If the Countess of Erroll had wondered at Sophia’s late arrival to the dining room, she made no comment on it, only asked her in a friendly way if she had found the chamber to her liking.

‘Thank you, yes. I rested well.’

‘It is a plain room,’ said the countess, ‘and the fire must work to warm it, but the view is quite unequalled. On those days when the weather is fine, you must look to the sunrise, and tell me if it’s not the prettiest one you have seen.’

Mr Hall, reaching for bread, gave Sophia a confiding wink. ‘That would be only one day of each month, my dear. The Lord has favored Slains in many ways, not least by providing this castle with such an amiable mistress, but He prefers, for reasons of His own, to leave those favors wrapped in fog and foul winds. If you should see the sunrise twice before the summer comes, then you may count yourself most fortunate.’
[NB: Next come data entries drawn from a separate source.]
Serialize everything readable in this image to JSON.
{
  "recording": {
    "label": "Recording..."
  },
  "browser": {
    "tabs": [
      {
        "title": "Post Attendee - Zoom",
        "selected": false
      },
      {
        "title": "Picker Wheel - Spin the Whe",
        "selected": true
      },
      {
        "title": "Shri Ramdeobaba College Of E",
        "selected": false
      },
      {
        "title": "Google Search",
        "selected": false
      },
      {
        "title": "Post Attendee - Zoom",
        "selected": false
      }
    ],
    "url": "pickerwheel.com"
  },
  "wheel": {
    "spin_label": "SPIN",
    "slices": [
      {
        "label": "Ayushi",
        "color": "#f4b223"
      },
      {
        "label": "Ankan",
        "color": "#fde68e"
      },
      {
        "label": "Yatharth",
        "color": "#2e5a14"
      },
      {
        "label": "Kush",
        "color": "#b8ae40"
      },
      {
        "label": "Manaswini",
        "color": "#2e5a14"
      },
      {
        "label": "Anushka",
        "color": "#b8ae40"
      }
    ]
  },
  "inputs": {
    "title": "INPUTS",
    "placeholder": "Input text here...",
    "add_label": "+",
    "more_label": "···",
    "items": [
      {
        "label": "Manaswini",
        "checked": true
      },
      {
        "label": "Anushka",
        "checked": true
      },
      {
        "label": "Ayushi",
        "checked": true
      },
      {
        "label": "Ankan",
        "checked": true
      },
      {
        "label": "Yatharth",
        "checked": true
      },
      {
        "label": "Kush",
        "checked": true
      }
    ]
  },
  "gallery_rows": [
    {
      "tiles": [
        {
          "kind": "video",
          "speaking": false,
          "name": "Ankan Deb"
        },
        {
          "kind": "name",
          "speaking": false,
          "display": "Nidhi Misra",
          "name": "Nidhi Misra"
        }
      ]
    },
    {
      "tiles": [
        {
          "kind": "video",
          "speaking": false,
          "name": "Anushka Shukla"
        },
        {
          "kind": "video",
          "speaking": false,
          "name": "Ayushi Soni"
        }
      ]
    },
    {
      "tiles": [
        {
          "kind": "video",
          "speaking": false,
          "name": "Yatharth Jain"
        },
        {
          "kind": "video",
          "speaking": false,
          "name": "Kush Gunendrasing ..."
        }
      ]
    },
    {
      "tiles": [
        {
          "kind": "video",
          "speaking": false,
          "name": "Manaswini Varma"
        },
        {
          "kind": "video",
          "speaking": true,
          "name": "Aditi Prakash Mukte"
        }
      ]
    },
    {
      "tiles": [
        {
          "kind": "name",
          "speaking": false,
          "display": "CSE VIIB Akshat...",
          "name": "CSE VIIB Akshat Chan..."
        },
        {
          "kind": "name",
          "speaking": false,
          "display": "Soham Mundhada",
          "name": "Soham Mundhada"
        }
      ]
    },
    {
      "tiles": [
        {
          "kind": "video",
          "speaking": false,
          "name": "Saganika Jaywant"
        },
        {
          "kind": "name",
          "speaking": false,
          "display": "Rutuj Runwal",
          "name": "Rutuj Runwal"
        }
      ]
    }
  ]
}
The countess laughed. ‘Good Mr Hall, you’ll make the poor lass melancholy. I grant that you yourself have never seen Slains in fair weather, but the sun shines even here, from time to time.’

She looked a younger woman when she laughed. She would have been approaching sixty, so Sophia judged, and yet her face was firm and well-complexioned, and her eyes were clear and knowing, lively with intelligence. They noticed when Sophia’s own gaze traveled to the portraits hung to each side of the window.

‘They are both handsome men,’ the countess told her, ‘are they not? That is my husband, the late earl. The artist gave him a stern countenance, but he was a most kindly man, in life. The other is my son, Charles, who is now the Earl of Erroll and, by birthright of that title, Lord High Constable of Scotland. Or what may be left of Scotland,’ she said, drily, ‘now that parliament has ratified the Union.’

Mr Hall said, ‘Yes, it is a troubling thing.’

‘An injury,’ the countess said, ‘which I do hope will not go long unanswered.’

Mr Hall glanced at Sophia in the way her uncle had when a discussion touched on something he had not thought fit for her to hear. He asked, ‘How does your son? I do regret I have not seen him much of late, in Edinburgh. Is he well?’

‘Quite well, I thank you, Mr Hall.’

‘His Grace the Duke of Hamilton remarked to me the other day he feared the Earl of Erroll did think ill of him, because the earl no longer keeps his company.’

The countess sat back to let Kirsty clear the empty plate away, and smiled a careful smile that had an edge of warning to it. ‘I do not know my son’s opinions, nor yet his affairs.’